Ormas KITA Provinsi Banten juga mengajak seluruh elemen masyarakat, termasuk organisasi kemasyarakatan, tokoh agama, pemerintah daerah, hingga tokoh pemuda, untuk bergandeng tangan dan memberikan dukungan penuh terhadap upaya penindakan miras selama Ramadhan dan setelahnya. Kolaborasi yang erat dan tanpa batasan dipercaya akan membuat gerakan ini lebih efektif dan mampu menjangkau setiap sudut Provinsi Banten.

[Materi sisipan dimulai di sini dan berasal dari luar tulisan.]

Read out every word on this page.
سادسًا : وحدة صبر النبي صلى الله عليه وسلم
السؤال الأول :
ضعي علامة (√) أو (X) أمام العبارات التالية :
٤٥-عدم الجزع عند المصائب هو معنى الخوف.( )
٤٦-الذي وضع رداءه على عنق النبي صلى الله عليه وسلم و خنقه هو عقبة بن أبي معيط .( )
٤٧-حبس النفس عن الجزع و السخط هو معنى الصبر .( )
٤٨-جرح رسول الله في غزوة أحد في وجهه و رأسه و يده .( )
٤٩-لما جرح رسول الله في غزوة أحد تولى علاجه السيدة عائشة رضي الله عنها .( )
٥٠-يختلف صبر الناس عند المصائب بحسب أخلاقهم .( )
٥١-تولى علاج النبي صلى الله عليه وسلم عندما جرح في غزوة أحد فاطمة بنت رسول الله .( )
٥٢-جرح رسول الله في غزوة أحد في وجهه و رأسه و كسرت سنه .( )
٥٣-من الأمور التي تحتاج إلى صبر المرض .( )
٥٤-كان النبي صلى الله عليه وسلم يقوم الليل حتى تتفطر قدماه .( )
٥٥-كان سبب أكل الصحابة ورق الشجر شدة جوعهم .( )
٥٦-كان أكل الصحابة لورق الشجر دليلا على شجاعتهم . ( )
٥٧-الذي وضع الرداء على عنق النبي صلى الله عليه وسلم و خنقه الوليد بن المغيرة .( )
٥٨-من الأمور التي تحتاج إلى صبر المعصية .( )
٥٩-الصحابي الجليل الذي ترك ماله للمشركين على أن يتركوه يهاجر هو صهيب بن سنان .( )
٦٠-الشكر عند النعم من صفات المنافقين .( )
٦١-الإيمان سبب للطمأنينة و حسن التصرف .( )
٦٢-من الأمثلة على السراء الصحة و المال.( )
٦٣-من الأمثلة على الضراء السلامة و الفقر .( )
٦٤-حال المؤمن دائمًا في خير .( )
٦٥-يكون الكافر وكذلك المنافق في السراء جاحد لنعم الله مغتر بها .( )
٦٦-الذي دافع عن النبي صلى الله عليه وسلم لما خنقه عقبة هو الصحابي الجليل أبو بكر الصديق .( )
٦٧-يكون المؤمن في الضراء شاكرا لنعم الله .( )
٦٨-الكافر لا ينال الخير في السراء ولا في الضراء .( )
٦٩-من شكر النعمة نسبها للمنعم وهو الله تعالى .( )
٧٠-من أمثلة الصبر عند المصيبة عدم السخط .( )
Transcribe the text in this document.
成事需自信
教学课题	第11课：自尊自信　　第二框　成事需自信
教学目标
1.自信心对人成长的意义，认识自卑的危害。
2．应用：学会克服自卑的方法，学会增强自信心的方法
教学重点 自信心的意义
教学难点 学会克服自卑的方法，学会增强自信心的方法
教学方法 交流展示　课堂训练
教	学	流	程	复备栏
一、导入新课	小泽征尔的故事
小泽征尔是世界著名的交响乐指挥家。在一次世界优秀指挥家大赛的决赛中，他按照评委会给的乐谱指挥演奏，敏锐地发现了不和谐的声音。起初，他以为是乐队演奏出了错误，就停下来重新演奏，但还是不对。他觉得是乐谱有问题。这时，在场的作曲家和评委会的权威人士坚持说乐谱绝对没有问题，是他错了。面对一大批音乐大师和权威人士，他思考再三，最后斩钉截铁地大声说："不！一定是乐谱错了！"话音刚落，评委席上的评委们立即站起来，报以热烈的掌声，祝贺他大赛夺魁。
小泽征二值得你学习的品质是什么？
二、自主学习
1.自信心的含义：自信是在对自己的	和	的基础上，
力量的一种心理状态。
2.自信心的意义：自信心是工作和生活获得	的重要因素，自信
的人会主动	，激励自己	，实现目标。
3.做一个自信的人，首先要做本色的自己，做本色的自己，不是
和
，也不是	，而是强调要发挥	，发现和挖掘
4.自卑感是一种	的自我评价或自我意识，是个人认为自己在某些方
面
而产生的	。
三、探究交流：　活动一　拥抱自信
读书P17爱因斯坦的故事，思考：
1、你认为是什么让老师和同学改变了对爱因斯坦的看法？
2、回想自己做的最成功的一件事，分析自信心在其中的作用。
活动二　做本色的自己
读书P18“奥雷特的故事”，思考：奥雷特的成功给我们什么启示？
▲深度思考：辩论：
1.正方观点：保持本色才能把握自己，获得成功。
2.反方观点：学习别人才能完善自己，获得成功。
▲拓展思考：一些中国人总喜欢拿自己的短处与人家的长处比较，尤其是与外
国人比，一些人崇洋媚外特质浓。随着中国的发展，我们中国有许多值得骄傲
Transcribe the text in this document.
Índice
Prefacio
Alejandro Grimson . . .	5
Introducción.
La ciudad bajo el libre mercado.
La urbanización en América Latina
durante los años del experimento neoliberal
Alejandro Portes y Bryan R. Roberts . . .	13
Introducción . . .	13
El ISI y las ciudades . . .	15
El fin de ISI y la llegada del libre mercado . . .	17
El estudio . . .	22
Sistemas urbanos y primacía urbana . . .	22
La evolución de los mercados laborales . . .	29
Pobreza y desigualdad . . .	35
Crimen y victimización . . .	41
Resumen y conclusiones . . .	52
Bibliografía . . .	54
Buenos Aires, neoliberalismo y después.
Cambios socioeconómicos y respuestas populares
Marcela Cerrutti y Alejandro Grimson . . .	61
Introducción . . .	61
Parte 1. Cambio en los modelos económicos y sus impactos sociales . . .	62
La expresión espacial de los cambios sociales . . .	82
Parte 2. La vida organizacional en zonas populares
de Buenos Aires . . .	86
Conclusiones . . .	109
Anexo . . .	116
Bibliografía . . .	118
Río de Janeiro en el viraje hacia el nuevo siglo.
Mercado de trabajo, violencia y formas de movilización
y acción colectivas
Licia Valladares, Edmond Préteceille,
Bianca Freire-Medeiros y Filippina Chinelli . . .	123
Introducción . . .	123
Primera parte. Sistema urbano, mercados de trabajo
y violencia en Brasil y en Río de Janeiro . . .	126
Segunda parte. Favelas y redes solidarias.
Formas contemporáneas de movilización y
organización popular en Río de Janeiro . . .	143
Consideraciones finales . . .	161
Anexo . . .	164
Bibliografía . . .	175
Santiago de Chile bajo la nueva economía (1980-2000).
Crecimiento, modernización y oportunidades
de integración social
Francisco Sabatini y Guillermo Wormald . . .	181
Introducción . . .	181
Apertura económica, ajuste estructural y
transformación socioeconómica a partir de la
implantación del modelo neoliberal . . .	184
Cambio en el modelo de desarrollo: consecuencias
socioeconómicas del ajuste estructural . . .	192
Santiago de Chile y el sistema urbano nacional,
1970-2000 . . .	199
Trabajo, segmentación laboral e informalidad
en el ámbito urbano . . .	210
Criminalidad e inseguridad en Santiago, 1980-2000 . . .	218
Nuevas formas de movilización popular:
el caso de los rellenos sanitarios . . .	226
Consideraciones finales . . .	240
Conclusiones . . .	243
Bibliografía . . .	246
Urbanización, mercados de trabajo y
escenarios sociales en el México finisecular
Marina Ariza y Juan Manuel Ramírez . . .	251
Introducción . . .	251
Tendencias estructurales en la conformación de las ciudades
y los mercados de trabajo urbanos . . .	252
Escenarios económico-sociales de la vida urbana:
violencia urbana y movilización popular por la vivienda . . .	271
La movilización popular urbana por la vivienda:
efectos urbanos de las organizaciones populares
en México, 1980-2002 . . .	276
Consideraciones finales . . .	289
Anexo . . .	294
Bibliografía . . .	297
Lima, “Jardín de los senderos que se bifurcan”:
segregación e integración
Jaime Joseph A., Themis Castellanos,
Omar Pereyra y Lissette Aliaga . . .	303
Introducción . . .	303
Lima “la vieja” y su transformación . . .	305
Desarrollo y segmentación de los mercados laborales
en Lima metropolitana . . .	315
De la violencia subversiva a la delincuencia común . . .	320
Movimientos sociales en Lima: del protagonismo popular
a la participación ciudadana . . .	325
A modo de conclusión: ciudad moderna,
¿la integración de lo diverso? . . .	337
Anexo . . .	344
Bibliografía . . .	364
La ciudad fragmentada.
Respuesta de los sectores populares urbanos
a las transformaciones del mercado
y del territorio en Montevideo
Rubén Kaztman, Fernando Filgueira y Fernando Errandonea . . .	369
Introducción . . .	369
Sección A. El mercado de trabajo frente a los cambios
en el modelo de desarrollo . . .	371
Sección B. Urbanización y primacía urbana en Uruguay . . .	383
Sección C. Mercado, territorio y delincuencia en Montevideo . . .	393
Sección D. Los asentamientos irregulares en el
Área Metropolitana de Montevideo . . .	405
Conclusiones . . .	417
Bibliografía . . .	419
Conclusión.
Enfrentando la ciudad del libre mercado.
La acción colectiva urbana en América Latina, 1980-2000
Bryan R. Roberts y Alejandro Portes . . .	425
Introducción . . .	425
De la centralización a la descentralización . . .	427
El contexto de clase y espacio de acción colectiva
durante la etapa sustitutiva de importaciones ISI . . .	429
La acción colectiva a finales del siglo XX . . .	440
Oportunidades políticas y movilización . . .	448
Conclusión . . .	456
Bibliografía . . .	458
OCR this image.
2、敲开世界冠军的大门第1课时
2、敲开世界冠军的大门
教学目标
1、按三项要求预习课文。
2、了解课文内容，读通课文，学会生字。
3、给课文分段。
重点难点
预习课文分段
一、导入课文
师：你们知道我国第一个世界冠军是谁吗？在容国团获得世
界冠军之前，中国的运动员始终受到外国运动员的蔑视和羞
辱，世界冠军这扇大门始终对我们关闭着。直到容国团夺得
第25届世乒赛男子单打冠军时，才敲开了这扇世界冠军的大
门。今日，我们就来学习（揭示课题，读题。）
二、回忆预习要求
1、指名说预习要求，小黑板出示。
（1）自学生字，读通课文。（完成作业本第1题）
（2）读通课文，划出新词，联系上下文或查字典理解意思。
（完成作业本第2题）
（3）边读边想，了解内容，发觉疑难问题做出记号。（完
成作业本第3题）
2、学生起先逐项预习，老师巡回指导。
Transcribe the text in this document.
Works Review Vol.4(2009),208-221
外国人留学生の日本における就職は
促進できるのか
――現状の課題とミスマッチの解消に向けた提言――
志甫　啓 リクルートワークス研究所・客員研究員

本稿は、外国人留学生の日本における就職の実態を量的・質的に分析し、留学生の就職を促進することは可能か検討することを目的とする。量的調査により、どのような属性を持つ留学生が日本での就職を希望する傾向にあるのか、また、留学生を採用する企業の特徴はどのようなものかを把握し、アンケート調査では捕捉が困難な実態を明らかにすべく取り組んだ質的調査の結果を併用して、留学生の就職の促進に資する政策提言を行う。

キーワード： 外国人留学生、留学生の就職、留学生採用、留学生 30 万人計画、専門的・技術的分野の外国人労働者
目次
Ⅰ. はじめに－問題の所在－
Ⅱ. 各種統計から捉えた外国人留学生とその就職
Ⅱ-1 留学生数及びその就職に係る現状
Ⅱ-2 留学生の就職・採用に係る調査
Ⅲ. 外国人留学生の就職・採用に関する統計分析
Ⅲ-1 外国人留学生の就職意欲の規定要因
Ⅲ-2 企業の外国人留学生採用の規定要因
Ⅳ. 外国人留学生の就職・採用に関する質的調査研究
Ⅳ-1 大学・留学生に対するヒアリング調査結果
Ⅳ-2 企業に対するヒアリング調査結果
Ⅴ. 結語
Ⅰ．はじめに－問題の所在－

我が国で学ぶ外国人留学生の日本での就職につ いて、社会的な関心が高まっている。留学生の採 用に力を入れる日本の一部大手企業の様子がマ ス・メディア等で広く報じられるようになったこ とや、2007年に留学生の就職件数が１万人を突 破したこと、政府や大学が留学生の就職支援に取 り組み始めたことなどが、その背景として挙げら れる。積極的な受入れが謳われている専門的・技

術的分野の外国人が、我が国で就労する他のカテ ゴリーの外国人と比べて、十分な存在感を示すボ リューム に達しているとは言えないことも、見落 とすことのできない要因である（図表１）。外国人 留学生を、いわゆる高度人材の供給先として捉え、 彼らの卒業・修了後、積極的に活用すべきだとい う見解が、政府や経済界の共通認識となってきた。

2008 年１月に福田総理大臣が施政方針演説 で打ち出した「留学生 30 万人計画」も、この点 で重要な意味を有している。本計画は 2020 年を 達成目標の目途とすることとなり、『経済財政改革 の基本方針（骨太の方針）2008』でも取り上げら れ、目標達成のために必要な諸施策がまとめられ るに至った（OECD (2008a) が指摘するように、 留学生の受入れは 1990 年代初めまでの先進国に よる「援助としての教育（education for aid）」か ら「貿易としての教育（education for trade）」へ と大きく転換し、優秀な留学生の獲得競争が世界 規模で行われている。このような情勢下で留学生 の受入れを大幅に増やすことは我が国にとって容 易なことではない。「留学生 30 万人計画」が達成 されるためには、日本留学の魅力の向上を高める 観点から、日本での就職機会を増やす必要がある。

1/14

“Kerjasama yang erat antara kepolisian, pemerintah, dan masyarakat adalah kunci keberhasilan. Jangan ada lagi yang bersikap acuh tak acuh atau bahkan membantu menyembunyikan pelaku. Mari kita bersama-sama menjaga bulan Ramadhan tahun ini agar benar-benar penuh berkah, damai, dan bebas dari pengaruh miras yang menghancurkan! Banten harus bangkit dan menunjukkan bahwa kita bisa menjadi provinsi yang bersih dari racun minuman keras!” pungkasnya dengan semangat yang membara.
Sampai saat ini, pihak Polda Banten belum mengumumkan jadwal dan skala razia miras yang akan dilakukan menjelang Ramadhan. Namun, dengan seruan yang tegas ini, masyarakat Banten menantikan langkah konkret dan aksi nyata dari kepolisian untuk membersihkan provinsi dari ancaman miras.